DAX Deep Dive: Using DAX Variables
In my last post on the CALCULATE() function, I used variables to improve my DAX measure. Today we’re going deeper into how to use DAX variables One of the big ways to take your DAX to the next level is by using variables in your DAX expressions. DAX variables are comparable to using common table expressions (CTEs) in your SQL code. They provide a way to simplify complex formulas, improve code readability, and make it easier to maintain and update your reports.
In Power BI, variables are defined using the VAR keyword within DAX (Data Analysis Expressions) formulas. They can store various types of data, including numbers, text, tables, and even entire expressions.
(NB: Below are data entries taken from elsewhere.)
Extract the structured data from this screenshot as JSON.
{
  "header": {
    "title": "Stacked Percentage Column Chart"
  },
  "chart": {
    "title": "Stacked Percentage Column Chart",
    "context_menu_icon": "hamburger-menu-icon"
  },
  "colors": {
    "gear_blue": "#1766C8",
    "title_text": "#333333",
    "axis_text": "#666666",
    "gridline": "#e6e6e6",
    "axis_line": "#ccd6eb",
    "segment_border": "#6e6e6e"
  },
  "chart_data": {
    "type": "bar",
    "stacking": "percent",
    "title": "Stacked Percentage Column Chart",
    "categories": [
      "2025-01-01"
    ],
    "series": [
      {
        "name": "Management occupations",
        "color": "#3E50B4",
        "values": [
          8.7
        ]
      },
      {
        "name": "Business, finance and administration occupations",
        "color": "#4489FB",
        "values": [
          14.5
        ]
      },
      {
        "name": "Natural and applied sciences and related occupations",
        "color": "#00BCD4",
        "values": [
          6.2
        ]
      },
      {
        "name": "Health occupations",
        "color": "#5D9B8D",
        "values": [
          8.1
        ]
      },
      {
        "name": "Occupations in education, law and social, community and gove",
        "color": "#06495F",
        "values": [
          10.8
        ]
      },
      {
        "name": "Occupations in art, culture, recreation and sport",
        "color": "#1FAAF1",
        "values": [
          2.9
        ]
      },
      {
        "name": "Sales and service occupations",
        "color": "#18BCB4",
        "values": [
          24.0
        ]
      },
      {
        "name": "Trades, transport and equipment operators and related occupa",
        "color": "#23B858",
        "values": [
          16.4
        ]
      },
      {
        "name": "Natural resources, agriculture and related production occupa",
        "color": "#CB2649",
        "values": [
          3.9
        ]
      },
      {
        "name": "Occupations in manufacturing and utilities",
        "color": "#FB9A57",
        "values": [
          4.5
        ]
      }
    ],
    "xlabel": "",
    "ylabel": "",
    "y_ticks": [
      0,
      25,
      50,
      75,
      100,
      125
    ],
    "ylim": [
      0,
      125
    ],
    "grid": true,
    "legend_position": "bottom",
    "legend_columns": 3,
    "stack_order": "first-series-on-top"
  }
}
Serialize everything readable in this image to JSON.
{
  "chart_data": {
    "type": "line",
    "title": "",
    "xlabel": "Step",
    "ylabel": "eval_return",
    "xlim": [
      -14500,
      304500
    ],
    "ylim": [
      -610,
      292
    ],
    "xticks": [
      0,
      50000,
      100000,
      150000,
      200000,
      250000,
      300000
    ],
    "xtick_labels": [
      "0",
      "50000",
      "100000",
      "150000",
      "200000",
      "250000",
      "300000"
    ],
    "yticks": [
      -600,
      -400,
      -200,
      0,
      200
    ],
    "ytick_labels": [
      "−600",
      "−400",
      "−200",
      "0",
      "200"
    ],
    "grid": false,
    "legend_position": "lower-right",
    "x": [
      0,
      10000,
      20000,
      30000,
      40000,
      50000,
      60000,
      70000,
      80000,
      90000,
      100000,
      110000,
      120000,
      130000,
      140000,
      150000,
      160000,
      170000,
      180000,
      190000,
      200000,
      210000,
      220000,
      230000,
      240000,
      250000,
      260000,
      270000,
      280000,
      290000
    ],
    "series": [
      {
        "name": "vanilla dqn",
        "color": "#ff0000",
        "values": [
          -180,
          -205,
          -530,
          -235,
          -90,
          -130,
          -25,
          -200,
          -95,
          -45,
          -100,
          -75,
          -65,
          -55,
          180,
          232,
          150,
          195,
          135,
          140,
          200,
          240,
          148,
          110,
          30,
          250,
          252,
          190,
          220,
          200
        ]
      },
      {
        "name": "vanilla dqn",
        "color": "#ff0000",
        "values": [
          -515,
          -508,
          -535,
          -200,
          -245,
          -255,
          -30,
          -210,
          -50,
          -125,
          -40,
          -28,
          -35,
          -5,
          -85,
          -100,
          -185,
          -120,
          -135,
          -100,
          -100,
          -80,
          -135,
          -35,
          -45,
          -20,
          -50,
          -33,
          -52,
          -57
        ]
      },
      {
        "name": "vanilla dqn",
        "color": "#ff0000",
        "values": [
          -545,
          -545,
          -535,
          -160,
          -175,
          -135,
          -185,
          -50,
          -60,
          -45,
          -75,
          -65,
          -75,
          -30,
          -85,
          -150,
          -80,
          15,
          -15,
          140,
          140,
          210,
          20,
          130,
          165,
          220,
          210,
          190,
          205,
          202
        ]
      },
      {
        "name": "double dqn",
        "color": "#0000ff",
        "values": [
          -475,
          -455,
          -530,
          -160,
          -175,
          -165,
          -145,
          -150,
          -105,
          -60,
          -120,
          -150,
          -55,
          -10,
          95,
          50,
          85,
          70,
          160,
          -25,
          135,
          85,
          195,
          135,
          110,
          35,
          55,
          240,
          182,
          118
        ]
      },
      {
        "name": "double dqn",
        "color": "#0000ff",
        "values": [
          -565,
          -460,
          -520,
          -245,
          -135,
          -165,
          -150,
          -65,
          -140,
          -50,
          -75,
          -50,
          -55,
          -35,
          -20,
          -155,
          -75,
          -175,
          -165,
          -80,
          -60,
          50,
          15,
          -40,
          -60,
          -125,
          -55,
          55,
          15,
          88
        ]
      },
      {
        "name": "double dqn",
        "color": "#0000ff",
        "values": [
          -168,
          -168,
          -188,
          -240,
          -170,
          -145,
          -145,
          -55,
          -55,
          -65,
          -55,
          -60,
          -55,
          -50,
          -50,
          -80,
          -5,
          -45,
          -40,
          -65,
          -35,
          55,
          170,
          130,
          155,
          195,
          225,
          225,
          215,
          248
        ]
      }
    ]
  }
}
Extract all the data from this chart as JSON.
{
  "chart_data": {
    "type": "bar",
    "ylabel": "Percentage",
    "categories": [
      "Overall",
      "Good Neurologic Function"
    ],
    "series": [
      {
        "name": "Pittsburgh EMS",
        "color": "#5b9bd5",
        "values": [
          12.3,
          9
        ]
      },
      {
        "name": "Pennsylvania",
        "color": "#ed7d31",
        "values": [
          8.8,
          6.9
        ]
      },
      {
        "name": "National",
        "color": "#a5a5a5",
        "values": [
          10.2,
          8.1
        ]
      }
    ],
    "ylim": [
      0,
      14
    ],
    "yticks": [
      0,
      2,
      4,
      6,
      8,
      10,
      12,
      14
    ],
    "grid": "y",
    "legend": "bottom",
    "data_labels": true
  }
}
Variables are scoped to the measure or calculated column in which they are defined and are not accessible outside of that context.
Benefits of Using DAX Variables
Key benefits of using variables in Power BI include:
Improved readability: By breaking down complex calculations into smaller, named components, variables make formulas easier to understand and maintain.
Reduced redundancy: Variables allow you to compute a value once and reuse it multiple times within a formula, reducing repetition and potential errors.
Enhanced performance: In some cases, using variables can improve query performance by avoiding redundant calculations.
Easier debugging: Variables make it simpler to isolate and test specific parts of a complex calculation.
DAX Variable Grammar and Structure
Using DAX variables requires a slightly modified structure to typical DAX expressions. Each variable is called out specifically using the VAR keyword. A measure/calculated column also needs the RETURN keyword to tell Power BI what part of the measure is being displayed.
Here’s the generalized format for using variables in DAX:
DAX_Var_Example =
VAR myVar1 = XXX
VAR myVar2 = YYY
VAR myVar3 = ZZZ
RETURN (myVar1-myVar2)/myVar3
The VAR Keyword
VAR uses a named variable to store the result of an expression. The variable can then be passed into other expressions as an argument. Variables specified in the example above are:
myVar1
myVar2
myVar3
The RETURN keyword
Return tells your DAX expression what is to be returned. You can do all sorts of fancy stuff with Variables, but the variables are scoped to the measure/calculated column. Without RETURN you have no way of accessing the results of any of your expressions in the measure.
DAX Variable Example
The following is a measure that will give you the average difference in Salary between India and the USA. I’m still working with the dummy data that I created in my Row Level Security Primer.
AvgSalaryDifference =
VAR AvgSalUSA = CALCULATE(
AVERAGE(Employment[Salary]), //Average Salary
ALL(Employment), //Remove all filters (including slicers)
Geography[Country] = "USA" //Add filter for country = "USA"
)
VAR AvgSalIndia = CALCULATE(
AVERAGE(Employment[Salary]),
ALL(Employment),
Geography[Country] = "India"
)
VAR PercentDifference = DIVIDE(
AvgSalUSA-AvgSalIndia,
AvgSalUSA
)
RETURN PercentDifference
You can see that there are three variables here, AvgSalUSA, AvgSalIndia, and PercentDifference. I’m using the CALCULATE() function, which I went into in depth in my previous post. I’m also using ALL() to remove any filters that are put onto this measure by the slicers. Finally I’m using DIVIDE() instead of “/” to clean things up a bit and RETURN to return my final value.
Here’s the final output:
The final value is in percent because I selected Percentage from formatting at the top of the page. This measure shows that the difference in average salaries between the US and India is ~50%.
Conclusion
Variables are nice in that they allow you to simplify your DAX measures, making them readable and easy to troubleshoot. One of my least favorite things is tracking measure dependencies, going two, three , four or more measures deep to understand how something is working. Using variables to make each measure self-contained will help you in the long run with the maintenance of your Power BI Reports. DAX variables are an important part of that behavior.